Evidence for a conformational change in a class II major histocompatibility complex molecule occurring in the same pH range where antigen binding is enhanced

Many class II histocompatibility complex molecules bind antigenic peptides optimally at low pH, consistent with their exposure to antigen in acidic endosomal compartments. While it has been suggested that a partially unfolded state serves as an intermediate involved in peptide binding, very little evidence for such a state has been obtained. In this report, we show that the murine class II molecule IE(k) becomes increasingly less stable to sodium dodecyl sulfate-induced dissociation since the pH is decreased in the same range that enhances antigenic peptide binding. Furthermore, at mildly acidic pH levels, IE(k) binds the fluorescent dye 1-anilino-naphthalene-8-sulfonic acid (ANS), a probe for exposed nonpolar sites in proteins, suggesting that protonation produces a molten globule-like state. The association of IE(k) with a single high-affinity peptide had only a small effect in these two assays, indicating that the changes that occur are distal to the peptide-binding groove.
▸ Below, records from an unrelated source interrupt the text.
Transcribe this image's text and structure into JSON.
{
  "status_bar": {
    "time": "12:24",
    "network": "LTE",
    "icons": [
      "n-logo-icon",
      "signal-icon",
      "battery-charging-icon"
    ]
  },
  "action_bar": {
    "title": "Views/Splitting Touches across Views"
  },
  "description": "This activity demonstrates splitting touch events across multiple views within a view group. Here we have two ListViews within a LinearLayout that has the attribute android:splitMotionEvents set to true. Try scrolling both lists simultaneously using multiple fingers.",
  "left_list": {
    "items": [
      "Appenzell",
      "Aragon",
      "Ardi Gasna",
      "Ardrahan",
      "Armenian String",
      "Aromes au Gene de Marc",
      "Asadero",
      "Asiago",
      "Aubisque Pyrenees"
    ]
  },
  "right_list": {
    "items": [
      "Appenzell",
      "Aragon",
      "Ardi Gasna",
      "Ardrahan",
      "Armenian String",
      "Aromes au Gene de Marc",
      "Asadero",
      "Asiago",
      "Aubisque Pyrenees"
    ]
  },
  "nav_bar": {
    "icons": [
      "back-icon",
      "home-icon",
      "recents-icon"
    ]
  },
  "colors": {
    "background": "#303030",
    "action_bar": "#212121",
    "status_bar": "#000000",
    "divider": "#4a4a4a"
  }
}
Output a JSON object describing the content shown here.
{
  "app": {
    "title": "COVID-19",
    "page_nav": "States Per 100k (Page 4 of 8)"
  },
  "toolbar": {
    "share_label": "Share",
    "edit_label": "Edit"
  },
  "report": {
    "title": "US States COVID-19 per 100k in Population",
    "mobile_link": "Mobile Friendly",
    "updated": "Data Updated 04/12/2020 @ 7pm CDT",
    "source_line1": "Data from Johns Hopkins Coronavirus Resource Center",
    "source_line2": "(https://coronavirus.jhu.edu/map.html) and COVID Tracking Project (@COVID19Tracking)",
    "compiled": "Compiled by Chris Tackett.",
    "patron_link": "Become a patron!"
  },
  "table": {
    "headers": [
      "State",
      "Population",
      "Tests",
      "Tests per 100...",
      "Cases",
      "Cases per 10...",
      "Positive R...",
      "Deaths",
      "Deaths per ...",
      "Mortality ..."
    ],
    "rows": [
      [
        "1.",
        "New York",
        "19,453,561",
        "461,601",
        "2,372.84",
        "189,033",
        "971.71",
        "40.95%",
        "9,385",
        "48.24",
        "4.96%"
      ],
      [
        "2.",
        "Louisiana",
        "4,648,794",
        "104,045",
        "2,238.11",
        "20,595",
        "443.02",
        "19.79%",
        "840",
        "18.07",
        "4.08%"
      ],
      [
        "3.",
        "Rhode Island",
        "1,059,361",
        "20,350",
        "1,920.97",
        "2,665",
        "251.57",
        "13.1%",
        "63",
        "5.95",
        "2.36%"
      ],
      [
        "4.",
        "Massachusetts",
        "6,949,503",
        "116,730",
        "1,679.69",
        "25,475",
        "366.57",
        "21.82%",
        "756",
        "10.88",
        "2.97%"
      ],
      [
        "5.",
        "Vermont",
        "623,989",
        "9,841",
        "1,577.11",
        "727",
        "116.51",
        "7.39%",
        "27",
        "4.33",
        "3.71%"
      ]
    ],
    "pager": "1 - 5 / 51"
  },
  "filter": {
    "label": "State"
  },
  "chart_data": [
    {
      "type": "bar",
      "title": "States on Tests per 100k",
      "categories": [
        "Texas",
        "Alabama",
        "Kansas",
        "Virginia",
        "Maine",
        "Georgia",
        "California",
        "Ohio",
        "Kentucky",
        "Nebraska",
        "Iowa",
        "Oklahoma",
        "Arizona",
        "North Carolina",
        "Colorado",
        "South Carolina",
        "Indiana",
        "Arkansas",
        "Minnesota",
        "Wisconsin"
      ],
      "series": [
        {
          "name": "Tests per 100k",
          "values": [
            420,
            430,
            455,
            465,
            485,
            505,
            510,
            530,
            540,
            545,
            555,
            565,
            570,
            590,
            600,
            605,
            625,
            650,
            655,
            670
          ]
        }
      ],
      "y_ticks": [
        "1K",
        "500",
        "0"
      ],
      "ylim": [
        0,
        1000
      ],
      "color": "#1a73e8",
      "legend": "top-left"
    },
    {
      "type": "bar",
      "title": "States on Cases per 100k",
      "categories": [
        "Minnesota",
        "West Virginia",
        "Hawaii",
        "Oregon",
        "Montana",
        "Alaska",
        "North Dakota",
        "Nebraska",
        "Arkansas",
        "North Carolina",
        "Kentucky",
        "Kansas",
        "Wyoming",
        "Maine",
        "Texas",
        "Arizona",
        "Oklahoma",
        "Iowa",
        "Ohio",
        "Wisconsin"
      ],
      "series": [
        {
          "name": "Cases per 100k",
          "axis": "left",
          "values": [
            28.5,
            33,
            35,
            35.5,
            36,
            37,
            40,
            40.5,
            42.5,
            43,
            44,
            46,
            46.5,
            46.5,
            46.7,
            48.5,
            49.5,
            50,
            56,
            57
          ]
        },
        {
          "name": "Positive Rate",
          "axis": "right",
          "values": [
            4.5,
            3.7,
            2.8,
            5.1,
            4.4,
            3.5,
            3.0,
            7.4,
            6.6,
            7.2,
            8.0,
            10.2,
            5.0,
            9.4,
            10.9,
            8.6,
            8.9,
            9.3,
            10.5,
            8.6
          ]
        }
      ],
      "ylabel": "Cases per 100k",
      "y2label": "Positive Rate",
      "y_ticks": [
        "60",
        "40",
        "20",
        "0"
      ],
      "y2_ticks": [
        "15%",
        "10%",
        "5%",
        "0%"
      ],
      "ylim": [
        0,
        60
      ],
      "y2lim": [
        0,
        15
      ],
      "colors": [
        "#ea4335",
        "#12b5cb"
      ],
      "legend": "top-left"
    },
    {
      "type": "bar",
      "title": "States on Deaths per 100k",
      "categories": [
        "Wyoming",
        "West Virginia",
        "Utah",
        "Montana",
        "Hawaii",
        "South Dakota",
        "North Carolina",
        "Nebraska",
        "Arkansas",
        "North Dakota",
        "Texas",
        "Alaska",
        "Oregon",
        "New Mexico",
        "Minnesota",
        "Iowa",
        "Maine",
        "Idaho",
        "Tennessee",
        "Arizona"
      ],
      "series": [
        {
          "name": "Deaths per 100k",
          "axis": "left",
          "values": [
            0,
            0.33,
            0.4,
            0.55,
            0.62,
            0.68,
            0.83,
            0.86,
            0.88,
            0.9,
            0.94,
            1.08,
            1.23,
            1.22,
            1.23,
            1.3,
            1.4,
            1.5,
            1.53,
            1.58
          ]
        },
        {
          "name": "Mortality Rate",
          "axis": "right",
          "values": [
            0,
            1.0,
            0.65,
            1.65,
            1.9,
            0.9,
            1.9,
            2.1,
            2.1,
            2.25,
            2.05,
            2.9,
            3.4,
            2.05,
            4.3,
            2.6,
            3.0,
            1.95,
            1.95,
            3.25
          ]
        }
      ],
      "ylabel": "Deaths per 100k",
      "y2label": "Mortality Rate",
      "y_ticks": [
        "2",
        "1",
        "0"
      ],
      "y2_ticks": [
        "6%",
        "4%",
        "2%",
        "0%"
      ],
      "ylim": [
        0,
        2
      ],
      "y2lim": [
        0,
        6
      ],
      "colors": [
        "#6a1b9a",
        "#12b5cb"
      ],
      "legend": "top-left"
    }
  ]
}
Circular dichroism analysis shows that a pH shift from neutral to mildly acidic pH causes subtle changes in the environment of aromatic residues but does not grossly disrupt the secondary structure of IE(k). We propose a model in which perturbations in interdomain contacts outside the peptide-binding domain of IE(k) occur at acidic pH, producing a partially unfolded state that facilitates optimal antigen binding.